According to Michael Friendly’s book “A Brief History of Data Visualization,” data visualization is a graphic representation of quantitative information. Data visualization can transform seemingly arbitrary data into an easy-to-understand format. For example, this data visualization on the complete history of the NFL makes use of a graph and turns it into a timeline of the entire sport.
Candidates seeking a master’s degree in data science, whether by taking courses online or in person, may want to also consider how the art of visualization pairs with the harder skills needed to analyze and organize data.
Graphs are just one of the many ways to visualize data. The following guide will help to explain the foundational concepts and processes that allow such visualizations, as well as the skills needed to make them a reality.
The Growing Importance of Data Visualization
Friendly also writes that data visualization dates to the pre-17th century where “visualization arose in geometric diagrams, in tables of the positions of stars and other celestial bodies, and in the making of maps to aid in navigation and exploration.” Since then, data visualization has developed exponentially.
With the growth of technology, data scientists are able to display data in ways that may have seemed unrealistic decades ago.
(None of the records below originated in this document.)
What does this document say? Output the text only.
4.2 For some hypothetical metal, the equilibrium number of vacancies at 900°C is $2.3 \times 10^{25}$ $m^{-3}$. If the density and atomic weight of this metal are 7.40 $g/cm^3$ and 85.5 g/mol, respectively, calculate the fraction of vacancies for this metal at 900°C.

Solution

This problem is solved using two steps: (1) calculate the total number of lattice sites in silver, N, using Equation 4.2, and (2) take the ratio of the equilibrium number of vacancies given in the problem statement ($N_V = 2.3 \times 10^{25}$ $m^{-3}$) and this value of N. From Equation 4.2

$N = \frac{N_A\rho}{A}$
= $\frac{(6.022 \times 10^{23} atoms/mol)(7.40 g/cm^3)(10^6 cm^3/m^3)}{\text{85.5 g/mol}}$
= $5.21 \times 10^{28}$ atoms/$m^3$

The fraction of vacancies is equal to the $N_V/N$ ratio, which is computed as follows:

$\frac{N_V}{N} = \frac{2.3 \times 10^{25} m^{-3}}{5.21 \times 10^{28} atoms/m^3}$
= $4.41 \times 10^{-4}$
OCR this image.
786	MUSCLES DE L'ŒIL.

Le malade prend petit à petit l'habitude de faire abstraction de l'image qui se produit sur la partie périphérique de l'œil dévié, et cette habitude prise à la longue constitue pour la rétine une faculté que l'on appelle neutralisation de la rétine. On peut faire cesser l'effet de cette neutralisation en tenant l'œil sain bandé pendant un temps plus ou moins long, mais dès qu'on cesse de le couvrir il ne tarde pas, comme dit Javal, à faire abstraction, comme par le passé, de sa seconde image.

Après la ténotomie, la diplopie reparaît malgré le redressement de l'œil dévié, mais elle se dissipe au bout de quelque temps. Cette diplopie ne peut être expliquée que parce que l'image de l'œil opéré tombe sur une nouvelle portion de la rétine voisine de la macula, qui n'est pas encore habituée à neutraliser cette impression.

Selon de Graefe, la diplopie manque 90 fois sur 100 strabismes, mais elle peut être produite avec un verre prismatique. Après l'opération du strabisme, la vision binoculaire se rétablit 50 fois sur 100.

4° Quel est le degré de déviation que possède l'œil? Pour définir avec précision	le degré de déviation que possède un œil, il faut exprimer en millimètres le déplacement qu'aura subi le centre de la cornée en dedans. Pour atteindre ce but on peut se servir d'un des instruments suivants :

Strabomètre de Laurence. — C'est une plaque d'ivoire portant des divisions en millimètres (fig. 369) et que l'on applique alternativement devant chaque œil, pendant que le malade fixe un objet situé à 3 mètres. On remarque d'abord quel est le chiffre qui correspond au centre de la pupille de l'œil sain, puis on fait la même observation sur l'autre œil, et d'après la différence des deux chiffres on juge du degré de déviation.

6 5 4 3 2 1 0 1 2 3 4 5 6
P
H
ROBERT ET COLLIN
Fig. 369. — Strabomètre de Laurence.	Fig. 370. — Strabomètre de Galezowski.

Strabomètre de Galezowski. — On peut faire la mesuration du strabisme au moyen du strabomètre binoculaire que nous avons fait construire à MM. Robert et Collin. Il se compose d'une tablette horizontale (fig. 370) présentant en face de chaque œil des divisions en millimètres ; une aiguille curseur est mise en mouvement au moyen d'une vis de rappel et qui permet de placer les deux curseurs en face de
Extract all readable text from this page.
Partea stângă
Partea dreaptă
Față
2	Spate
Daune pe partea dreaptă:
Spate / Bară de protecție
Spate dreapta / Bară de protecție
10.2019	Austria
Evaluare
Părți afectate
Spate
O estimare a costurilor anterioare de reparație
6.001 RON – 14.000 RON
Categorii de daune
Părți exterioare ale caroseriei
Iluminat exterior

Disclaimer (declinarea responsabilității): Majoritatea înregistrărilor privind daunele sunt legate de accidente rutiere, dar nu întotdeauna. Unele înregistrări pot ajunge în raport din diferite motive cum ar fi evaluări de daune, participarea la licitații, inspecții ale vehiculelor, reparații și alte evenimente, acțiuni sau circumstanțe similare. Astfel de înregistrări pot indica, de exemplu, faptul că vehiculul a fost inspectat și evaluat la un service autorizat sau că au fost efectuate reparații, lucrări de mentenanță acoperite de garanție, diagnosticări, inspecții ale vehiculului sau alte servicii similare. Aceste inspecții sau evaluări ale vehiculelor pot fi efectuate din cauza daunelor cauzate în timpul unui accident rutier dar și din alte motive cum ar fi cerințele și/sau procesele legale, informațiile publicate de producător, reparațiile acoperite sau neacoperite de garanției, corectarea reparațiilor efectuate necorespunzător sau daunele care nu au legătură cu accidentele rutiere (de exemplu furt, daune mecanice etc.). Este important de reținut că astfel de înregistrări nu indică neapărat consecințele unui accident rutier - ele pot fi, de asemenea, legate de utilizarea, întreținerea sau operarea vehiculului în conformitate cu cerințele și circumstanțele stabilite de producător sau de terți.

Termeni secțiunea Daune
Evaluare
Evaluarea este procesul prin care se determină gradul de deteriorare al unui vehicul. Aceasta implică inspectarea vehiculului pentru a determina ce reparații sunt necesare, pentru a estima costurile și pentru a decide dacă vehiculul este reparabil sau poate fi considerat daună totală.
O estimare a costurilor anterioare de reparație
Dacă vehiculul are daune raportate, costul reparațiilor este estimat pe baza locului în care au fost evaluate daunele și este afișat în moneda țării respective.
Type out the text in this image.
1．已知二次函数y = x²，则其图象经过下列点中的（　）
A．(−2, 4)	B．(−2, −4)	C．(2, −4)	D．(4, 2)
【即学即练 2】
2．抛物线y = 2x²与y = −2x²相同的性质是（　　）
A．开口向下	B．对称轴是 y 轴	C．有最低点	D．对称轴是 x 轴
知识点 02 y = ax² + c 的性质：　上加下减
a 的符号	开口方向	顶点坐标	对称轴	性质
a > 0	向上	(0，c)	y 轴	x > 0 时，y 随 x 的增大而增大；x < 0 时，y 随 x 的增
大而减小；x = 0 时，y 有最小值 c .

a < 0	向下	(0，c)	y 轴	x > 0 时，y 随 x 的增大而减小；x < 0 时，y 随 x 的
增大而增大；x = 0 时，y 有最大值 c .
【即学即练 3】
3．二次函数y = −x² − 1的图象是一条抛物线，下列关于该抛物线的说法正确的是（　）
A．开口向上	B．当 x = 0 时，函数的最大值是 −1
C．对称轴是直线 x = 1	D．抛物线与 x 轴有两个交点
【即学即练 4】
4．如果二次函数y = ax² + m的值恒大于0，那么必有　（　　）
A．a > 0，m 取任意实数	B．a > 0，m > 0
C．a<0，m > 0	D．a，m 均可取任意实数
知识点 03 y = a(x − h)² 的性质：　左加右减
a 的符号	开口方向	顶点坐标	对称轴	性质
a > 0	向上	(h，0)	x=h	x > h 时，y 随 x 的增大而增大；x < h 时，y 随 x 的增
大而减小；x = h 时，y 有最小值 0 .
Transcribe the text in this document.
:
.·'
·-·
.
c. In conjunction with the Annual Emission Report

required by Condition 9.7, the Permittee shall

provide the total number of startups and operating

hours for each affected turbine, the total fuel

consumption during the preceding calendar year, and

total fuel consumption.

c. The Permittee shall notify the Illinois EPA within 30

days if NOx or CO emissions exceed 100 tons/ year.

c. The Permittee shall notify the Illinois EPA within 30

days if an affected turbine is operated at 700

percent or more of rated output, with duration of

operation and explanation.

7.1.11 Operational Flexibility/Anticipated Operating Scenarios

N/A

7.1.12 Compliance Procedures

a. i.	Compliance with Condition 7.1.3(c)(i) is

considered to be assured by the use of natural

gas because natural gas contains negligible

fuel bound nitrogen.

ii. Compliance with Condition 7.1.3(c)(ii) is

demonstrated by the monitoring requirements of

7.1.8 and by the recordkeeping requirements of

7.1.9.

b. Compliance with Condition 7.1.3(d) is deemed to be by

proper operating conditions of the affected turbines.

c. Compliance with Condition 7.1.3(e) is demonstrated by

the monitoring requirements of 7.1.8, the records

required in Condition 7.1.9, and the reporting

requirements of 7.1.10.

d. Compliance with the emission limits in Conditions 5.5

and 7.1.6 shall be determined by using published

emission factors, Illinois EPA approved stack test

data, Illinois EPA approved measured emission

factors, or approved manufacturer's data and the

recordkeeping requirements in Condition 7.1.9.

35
For instance, they can now use interactive statistical computing systems, large-scale statistical and graphics software, and linear statistical modeling.
Unlocking the Power of Big Data
Big data, simply put, is “larger, more complex data sets, especially from new data sources … [that] are so voluminous that traditional processing software just can’t manage them.” Data visualization can help data scientists interpret and convey their findings from immense amounts of data by creating large-scale and 3D visualizations.
Data Visualization Examples
Some cool big data visualization examples include:
- An interactive graph created by Periscopic depicting the number of gun deaths in America in 2013, using statistics from the FBI and WHO.
- A visual showing earthquakes since 1898 uses a time-lapse mapping style that shows where each earthquake took place over time and ends up taking a tree-like shape.
A few other examples visualize big data using ways such as:
- Detailed graphs showing metro area density moving outward from a pinpoint location like city hall.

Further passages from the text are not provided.